The Atomico involvement brings one of Europe's leading venture capital firms into the cap table alongside the ElevenLabs founder investment. Atomico has backed European technology companies including Spotify, Supercell, and Klarna. Its participation signals that Wonder Studios has been evaluated against a technology company growth thesis rather than only a traditional media company model.

What the Proprietary Workflow Technology Does

Wonder Studios has developed proprietary production workflow technology to support its slate. The company has not disclosed the full technical details of what the workflow does, but its existence signals that Collins and Hackney identified production pipeline efficiency as a competitive advantage worth building internally rather than assembling from available tools.

A production company that can execute at lower cost or higher throughput than competitors using the same underlying AI models has a structural advantage that off the shelf tools cannot easily replicate. Whether the proprietary workflow constitutes a durable competitive advantage depends on how quickly the AI tools market evolves relative to the company's ability to maintain its internal technology lead.
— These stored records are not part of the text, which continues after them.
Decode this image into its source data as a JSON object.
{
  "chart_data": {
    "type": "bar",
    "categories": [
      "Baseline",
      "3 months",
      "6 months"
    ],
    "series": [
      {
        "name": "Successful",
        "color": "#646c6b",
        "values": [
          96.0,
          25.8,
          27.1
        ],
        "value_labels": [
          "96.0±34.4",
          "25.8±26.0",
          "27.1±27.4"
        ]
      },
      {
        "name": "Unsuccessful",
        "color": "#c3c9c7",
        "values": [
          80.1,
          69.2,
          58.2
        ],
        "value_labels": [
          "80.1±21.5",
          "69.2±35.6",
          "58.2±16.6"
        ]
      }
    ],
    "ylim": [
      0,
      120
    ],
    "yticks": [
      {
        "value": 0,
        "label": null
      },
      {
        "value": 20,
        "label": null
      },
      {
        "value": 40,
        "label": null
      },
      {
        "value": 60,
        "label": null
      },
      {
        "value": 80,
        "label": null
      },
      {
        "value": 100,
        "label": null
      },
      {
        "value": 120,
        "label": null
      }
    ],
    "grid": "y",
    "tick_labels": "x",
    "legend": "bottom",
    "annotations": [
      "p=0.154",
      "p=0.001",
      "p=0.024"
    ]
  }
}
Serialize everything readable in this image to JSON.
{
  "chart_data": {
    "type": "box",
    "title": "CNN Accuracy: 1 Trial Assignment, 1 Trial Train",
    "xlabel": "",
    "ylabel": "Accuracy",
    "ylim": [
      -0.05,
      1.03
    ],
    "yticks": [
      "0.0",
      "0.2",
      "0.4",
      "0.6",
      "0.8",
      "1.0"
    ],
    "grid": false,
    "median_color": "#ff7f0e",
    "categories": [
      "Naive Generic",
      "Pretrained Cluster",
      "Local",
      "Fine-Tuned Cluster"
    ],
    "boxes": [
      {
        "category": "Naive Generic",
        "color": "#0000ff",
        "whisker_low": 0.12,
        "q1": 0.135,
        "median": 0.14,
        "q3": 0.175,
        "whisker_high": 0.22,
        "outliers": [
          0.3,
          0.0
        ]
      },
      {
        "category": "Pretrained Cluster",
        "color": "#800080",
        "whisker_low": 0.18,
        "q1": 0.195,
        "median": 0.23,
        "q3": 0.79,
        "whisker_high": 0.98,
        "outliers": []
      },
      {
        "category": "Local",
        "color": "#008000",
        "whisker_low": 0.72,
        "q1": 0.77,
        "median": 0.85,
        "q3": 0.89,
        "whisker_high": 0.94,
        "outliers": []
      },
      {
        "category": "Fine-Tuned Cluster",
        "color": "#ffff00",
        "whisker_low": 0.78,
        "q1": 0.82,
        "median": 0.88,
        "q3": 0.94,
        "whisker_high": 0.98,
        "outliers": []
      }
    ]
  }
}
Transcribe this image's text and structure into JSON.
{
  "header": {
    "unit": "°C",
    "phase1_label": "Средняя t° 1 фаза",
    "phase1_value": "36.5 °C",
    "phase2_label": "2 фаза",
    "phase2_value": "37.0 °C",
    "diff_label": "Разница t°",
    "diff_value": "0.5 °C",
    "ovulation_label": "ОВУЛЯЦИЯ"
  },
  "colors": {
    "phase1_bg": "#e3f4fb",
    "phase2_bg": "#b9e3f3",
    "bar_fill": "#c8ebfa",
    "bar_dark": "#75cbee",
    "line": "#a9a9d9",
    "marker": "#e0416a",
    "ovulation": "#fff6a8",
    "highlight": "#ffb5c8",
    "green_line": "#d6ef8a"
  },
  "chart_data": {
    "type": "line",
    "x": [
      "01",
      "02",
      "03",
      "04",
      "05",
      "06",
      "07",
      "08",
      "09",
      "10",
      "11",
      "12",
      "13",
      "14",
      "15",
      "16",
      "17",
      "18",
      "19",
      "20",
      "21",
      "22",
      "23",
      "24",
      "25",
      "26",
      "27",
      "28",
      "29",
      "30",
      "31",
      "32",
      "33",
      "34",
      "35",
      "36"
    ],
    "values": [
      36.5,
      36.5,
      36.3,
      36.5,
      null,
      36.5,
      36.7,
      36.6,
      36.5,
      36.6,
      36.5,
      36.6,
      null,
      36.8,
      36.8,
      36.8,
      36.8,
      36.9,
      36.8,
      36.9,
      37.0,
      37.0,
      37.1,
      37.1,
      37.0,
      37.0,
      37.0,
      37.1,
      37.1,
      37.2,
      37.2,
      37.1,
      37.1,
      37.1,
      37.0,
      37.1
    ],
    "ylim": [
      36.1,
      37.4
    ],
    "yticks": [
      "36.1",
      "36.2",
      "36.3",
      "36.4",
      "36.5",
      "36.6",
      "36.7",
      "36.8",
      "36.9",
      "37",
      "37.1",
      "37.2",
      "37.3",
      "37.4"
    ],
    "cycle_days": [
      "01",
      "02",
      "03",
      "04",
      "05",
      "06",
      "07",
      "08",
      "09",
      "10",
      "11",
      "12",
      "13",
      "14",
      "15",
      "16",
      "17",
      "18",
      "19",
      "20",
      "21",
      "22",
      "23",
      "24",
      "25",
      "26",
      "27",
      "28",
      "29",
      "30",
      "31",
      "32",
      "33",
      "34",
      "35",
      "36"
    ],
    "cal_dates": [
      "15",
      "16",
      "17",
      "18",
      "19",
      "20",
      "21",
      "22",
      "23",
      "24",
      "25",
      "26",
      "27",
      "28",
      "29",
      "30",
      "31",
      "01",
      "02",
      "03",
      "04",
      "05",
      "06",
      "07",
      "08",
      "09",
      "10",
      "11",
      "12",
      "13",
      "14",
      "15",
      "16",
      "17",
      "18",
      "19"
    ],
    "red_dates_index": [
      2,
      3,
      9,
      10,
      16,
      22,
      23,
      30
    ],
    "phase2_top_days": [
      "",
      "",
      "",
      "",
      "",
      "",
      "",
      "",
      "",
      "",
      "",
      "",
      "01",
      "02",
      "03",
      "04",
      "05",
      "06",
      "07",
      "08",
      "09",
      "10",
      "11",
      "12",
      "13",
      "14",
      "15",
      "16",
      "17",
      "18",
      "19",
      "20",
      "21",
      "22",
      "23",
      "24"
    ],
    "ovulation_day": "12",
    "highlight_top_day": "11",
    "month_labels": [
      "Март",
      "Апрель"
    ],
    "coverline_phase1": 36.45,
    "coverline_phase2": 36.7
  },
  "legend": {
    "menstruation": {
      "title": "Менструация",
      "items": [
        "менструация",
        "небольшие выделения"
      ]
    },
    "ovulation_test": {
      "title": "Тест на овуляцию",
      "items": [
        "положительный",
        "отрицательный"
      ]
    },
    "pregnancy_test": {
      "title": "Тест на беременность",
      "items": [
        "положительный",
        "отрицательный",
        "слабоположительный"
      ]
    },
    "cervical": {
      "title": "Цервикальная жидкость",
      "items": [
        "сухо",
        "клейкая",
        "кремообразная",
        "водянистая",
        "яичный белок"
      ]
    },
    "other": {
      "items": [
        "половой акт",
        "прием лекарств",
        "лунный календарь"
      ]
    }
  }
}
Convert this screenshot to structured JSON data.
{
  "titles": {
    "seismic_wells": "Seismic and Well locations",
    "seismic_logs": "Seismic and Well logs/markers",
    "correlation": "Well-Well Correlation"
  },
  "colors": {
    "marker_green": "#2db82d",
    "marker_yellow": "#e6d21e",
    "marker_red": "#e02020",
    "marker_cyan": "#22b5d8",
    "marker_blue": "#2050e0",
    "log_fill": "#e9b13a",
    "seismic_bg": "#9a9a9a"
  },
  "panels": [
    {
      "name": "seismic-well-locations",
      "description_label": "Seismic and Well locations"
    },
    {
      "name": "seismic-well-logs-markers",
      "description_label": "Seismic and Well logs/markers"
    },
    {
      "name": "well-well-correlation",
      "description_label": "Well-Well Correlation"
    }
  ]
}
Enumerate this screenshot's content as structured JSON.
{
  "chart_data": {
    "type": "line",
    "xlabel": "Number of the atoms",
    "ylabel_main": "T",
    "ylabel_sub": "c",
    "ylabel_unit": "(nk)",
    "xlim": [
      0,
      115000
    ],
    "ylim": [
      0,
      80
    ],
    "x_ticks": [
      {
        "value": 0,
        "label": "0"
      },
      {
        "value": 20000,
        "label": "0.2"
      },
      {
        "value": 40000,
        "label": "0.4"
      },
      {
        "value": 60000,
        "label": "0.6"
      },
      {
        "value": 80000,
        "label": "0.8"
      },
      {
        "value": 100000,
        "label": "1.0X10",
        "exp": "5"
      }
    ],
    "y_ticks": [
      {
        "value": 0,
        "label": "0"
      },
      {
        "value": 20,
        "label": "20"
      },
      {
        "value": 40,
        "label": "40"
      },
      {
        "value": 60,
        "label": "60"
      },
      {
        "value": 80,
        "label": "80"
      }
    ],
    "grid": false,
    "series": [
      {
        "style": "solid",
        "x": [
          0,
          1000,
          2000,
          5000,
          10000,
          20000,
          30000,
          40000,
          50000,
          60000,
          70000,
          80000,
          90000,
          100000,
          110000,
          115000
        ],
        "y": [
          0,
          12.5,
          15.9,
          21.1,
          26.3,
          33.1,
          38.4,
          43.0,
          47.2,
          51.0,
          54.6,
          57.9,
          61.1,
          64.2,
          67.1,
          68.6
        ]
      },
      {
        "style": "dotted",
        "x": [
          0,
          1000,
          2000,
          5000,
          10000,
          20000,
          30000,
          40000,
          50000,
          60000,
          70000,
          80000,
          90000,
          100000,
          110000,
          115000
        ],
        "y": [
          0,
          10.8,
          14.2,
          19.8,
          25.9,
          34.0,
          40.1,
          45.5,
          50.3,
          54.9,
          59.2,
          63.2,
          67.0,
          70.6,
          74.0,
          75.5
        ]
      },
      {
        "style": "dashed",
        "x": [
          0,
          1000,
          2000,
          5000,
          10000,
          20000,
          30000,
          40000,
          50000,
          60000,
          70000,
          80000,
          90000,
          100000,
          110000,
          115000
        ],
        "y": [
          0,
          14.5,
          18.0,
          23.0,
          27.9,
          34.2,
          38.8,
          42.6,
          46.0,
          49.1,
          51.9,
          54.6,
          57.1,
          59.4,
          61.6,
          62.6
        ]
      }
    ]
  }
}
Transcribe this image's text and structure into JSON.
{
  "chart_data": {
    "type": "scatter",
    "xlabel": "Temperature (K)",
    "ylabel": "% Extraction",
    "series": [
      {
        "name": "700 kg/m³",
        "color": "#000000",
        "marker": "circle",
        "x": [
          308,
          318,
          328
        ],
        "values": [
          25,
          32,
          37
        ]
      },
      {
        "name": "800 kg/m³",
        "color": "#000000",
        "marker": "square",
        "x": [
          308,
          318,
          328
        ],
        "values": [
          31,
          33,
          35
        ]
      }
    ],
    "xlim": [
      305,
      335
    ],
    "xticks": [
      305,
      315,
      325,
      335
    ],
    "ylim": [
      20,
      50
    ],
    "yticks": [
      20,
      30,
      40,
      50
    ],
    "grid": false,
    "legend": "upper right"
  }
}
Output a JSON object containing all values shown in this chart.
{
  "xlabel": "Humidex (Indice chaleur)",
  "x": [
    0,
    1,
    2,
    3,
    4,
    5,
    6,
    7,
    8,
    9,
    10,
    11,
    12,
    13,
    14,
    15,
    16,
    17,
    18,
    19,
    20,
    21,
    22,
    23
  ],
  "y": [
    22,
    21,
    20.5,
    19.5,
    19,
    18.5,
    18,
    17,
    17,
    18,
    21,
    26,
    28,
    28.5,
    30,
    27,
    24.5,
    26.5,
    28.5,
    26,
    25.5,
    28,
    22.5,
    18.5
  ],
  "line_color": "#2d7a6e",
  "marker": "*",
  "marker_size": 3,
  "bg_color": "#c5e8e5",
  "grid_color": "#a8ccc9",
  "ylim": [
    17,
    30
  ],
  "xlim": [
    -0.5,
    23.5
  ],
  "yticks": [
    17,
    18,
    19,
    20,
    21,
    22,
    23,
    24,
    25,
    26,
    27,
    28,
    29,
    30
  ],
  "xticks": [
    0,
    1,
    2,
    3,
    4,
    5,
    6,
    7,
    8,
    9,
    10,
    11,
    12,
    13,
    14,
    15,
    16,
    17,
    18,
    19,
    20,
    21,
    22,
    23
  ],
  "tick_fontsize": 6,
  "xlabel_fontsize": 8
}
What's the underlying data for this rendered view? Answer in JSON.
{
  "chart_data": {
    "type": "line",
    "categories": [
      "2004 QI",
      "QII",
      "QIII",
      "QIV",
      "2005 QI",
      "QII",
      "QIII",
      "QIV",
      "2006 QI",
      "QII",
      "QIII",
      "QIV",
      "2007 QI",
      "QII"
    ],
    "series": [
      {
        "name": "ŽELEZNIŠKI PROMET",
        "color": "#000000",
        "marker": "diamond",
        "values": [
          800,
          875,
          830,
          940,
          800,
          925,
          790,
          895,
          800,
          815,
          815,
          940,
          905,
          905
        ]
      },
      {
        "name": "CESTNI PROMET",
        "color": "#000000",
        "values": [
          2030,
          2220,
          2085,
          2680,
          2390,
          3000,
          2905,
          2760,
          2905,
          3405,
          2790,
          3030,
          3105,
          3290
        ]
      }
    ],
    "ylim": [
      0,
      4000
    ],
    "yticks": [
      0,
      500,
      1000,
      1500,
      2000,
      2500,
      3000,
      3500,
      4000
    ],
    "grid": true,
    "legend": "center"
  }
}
The Development Pipeline Beyond Year One

Wonder Studios' announced pipeline beyond the Capaldi music video and the Belfort documentary includes development with an unnamed music artist and ongoing voice recreation work. The company has not disclosed titles, partners, or release timelines for most of this work, which is standard at its current stage.

The significance of the pipeline is not the individual projects but the pattern they suggest: music content, documentary recreation, and voice work across multiple media types. That diversity of content type is consistent with the curatorial positioning Collins has described, and with how A24 itself built a slate that ranges across genre rather than staying in a single category.